Que peut le pape ?

par Gérard Leclerc

lundi 17 septembre 2012

« Pourquoi tant d’horreurs, pourquoi tant de morts ? J’en appelle à la communauté internationale. » En jetant ce cri poignant à la foule sur le front de mer à Beyrouth, qu’espérait Benoît XVI ? Que peut sa voix seule dans le fracas des armes, les haines inexpiables des camps, la surenchère des extrémismes ? Oh, la question ne se pose pas d’aujourd’hui ! Elle se posait, par exemple, au début du XXe siècle, à la veille du déclenchement de la Première guerre mondiale, lorsque sommé de bénir le drapeau d’une future nation belligérante, le saint pape Pie X répondait simplement qu’il bénissait la paix. Son successeur Benoît XV pourra se dépenser en vain pour obtenir la cessation du conflit par la négociation, grâce à la médiation du dernier empereur d’Autriche, futur béatifié de Jean-Paul II, c’est la real politik et le processus inexorable des guerres déchaînées jusqu’à l’écrasement de l’adversaire qui prévaudront.

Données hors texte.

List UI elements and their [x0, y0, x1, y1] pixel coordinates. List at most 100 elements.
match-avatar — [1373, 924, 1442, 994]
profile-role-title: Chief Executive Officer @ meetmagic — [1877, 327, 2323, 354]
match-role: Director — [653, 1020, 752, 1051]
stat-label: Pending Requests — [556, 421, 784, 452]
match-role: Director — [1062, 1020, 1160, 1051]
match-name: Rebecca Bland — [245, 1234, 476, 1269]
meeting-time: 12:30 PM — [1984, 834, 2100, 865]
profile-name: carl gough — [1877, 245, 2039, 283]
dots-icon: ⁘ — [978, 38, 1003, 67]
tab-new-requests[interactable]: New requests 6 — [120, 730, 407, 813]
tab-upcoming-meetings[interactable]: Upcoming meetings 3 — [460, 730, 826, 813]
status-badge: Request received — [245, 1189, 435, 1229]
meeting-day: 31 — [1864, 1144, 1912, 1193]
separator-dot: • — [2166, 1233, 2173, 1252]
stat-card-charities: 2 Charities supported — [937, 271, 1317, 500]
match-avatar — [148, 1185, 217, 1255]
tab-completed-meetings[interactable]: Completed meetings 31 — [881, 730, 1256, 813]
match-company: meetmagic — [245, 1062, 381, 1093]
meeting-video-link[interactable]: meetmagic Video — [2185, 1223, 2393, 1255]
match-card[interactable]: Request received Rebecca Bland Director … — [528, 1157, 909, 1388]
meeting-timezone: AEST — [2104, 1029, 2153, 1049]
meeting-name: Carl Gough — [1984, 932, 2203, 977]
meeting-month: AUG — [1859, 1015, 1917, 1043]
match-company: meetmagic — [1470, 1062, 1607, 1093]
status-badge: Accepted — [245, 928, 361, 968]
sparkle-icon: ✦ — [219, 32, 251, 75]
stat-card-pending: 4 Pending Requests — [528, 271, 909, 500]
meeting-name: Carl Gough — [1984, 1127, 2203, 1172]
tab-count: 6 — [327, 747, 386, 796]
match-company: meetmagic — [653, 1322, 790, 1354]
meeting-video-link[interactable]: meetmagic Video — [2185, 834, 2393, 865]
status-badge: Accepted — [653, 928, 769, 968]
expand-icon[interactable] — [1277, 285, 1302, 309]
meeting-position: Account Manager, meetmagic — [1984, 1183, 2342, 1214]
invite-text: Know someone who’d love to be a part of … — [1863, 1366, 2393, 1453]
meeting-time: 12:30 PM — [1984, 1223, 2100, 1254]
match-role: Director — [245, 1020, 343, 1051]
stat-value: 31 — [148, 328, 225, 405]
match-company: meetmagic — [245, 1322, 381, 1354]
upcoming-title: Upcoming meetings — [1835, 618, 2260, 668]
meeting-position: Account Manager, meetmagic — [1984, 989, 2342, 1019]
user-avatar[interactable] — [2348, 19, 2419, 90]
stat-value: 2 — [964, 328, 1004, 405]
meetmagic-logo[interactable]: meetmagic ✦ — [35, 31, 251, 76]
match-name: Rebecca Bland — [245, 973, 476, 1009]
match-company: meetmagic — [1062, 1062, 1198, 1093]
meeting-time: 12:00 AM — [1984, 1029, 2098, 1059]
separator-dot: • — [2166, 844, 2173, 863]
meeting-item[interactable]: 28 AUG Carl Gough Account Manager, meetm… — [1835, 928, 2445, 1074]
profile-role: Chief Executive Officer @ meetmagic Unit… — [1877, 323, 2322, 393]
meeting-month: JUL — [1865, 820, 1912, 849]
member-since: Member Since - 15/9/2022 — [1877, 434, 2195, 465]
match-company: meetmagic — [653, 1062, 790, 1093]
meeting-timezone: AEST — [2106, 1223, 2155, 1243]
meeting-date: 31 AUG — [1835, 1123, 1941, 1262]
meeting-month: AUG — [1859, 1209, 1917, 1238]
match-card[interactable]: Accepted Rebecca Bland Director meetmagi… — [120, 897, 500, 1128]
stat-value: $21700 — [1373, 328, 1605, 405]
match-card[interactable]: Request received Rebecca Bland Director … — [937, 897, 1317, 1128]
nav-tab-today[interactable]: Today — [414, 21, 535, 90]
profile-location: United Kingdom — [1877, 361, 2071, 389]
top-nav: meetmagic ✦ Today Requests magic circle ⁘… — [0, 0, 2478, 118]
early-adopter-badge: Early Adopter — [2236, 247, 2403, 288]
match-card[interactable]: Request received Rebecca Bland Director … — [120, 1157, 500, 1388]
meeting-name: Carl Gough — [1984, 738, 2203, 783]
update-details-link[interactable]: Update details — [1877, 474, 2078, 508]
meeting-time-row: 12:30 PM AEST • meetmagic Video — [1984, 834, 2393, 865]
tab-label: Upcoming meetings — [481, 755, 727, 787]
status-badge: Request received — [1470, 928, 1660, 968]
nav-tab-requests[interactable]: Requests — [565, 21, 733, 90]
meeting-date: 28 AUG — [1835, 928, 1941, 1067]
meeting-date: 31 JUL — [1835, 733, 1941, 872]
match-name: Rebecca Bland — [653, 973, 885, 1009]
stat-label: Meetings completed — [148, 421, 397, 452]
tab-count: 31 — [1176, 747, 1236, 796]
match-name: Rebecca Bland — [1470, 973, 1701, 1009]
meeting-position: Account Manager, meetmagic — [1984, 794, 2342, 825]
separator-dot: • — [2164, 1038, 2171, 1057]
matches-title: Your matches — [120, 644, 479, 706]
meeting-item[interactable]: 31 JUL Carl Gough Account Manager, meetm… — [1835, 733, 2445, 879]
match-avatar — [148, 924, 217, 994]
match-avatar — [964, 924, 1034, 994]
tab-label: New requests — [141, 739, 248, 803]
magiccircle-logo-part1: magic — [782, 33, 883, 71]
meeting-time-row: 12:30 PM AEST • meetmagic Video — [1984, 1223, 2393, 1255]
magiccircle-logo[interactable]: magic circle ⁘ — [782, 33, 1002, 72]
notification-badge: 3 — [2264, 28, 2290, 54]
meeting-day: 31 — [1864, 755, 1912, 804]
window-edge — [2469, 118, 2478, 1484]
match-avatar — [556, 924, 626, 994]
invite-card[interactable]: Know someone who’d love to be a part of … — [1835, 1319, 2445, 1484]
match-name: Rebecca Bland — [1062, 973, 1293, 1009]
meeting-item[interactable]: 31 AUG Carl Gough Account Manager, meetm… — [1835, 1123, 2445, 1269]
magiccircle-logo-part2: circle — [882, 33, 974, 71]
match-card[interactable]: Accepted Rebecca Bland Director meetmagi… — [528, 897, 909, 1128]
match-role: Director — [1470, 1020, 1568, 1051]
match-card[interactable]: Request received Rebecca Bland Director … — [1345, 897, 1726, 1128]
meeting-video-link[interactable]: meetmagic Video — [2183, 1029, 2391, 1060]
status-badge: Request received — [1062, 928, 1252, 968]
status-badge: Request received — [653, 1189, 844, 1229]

Faut-il donc en prendre son parti ? Évidemment non. On ne pourra reprocher au pape de ne pas avoir parlé clair et même de prendre parti dans l’analyse des événements et la dénonciation de l’inacceptable. L’évêque de Rome ne peut employer que les seules armes à sa disposition. Parmi celles-ci il y a la parole de vérité. Et pourtant même une telle parole peut être parfois à contre-emploi, lorsqu’elle risque de déchaîner la fureur du tyran qui ne supporte pas la dénonciation de son crime et risque de se venger au dépends de l’innocent. Il est ainsi arrivé au XXe siècle que le pape se résigne à la seule fonction du bon samaritain, venant au secours du blessé, tentant d’arracher ses victimes au bourreau. Certains ont reproché son silence à Pie XII face à la persécution nazie, d’autres ont reproché aux pères de Vatican II de ne pas avoir condamné ouvertement le communisme.

Plus libre de sa parole, Benoît XVI a condamné les ventes d’armes en Syrie, il a souligné le caractère positif et libérateur des printemps arabes non sans mettre en garde sur les conditions de l’établissement d’un État de droit. Les témoignages unanimes des personnes réunies à la grand messe de dimanche (y compris de musulmans) montraient la communion profonde de tout un peuple qui avait reçu le message et se trouvait conforté dans sa détermination à perpétuer une présence chrétienne sur cette terre. L’action efficace du pape intervient là où l’appel à la paix et à la réconciliation trouve le chemin de cœurs.

Chronique lue sur Radio Notre-Dame le 17 septembre 2012.